Uttarakhand is very rich in bird life; in Corbett park alone there are about 600 species of bird. The wanton destruction of bird life had a detrimental impact and many species like the Forest Spotted Owlet, Pink-headed Duck and the Himalayan Mountain Quail were driven to the verge of extinction.
The Himalayan Mountain Quail was first reported in 1846 and has not been spotted since 1876. “About a dozen specimens were collected near Mussoorie in the Cloud End’s Estate and Sher-ka-Danda Ridge in Naintal prior to 1877. Field observations during the mid-nineteenth century suggest that it may have been relatively common, but it was certainly rare by the late 1800s, potentially indicating in population and may have escaped detection in what remains of the forested mountain areas of the Central Himalaya between 1500 and 1850 meters.”
The rediscovery of the Forest Owlet in 1998 indicates that Himalayan Mountain Quail could have survived the pressure of the wilderness in the region.

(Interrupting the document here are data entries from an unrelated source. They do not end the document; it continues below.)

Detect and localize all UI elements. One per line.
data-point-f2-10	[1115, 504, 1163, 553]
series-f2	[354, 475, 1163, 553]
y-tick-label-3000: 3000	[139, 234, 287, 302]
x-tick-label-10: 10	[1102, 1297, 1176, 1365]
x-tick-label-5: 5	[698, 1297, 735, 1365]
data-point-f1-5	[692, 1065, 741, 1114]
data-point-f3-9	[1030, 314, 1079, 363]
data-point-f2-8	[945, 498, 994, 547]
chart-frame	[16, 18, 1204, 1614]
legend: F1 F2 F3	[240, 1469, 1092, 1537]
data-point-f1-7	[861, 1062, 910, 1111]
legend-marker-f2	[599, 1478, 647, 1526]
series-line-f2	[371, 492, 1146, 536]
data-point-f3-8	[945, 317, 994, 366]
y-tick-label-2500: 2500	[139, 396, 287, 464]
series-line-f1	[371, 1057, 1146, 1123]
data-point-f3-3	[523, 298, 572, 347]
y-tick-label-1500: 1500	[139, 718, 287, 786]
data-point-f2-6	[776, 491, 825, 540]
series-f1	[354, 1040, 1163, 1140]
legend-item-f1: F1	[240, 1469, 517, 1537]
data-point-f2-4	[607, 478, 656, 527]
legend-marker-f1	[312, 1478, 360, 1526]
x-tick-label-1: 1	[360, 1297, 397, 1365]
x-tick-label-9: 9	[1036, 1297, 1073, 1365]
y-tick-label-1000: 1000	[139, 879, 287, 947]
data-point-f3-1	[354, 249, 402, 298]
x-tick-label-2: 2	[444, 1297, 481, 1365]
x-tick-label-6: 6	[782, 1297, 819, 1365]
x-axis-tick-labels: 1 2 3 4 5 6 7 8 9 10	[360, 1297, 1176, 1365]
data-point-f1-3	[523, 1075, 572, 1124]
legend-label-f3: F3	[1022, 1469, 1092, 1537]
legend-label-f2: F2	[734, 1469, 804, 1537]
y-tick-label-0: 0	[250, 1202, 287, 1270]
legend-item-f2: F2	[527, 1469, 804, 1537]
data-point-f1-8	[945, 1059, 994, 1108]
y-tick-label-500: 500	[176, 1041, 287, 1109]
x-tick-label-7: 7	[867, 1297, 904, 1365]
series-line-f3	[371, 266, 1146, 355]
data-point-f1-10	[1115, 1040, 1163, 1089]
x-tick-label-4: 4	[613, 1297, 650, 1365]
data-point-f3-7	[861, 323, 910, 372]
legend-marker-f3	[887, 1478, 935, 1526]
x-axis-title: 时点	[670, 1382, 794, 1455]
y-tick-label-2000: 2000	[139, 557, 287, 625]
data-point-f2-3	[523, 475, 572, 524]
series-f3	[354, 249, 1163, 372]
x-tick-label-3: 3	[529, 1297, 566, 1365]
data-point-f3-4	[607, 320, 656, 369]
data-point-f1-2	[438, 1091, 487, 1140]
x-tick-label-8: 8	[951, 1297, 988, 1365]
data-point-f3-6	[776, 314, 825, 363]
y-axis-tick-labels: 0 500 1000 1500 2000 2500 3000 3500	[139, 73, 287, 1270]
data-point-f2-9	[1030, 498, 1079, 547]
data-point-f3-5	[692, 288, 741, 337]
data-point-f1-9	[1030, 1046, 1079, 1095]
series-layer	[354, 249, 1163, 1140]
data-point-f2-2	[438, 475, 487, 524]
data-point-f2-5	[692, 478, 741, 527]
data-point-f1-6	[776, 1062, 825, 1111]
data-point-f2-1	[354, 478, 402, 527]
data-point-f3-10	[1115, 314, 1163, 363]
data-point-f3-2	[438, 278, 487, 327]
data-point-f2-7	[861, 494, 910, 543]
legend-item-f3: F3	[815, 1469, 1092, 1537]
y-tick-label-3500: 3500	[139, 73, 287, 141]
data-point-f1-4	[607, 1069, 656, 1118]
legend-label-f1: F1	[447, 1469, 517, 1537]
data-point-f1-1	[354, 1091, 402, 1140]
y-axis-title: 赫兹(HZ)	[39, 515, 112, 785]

In consonance with the viewpoint, The Forest Department of Kumaun has launched a unique project during the Wild Life Week, ‘In the Quest of the Himalayan Mountain Quail’, to find out whether it is extinct or elusive. Interestingly, many bird watchers had spotted it in different areas in Uttarakhand during 1945-50 but could not photograph it. “What makes it enigmatic,” is that the local villagers identified the species from the picture and description.”
The Mountain Quail is one of the the rarest Galliforms (heavy bodied, ground-feeding birds) in the world. Sarvpirya Consul, A keen bird watcher, states, “It is a medium-sized bird with red bill and legs. The writer spot in front of the eye in both males make them distinctive. “Its rediscovery in Uttarakhand will bring about a revolution in the field of ornithology and facilitate in establishing Uttarakhand as a haven for bird watching in the International Circuit.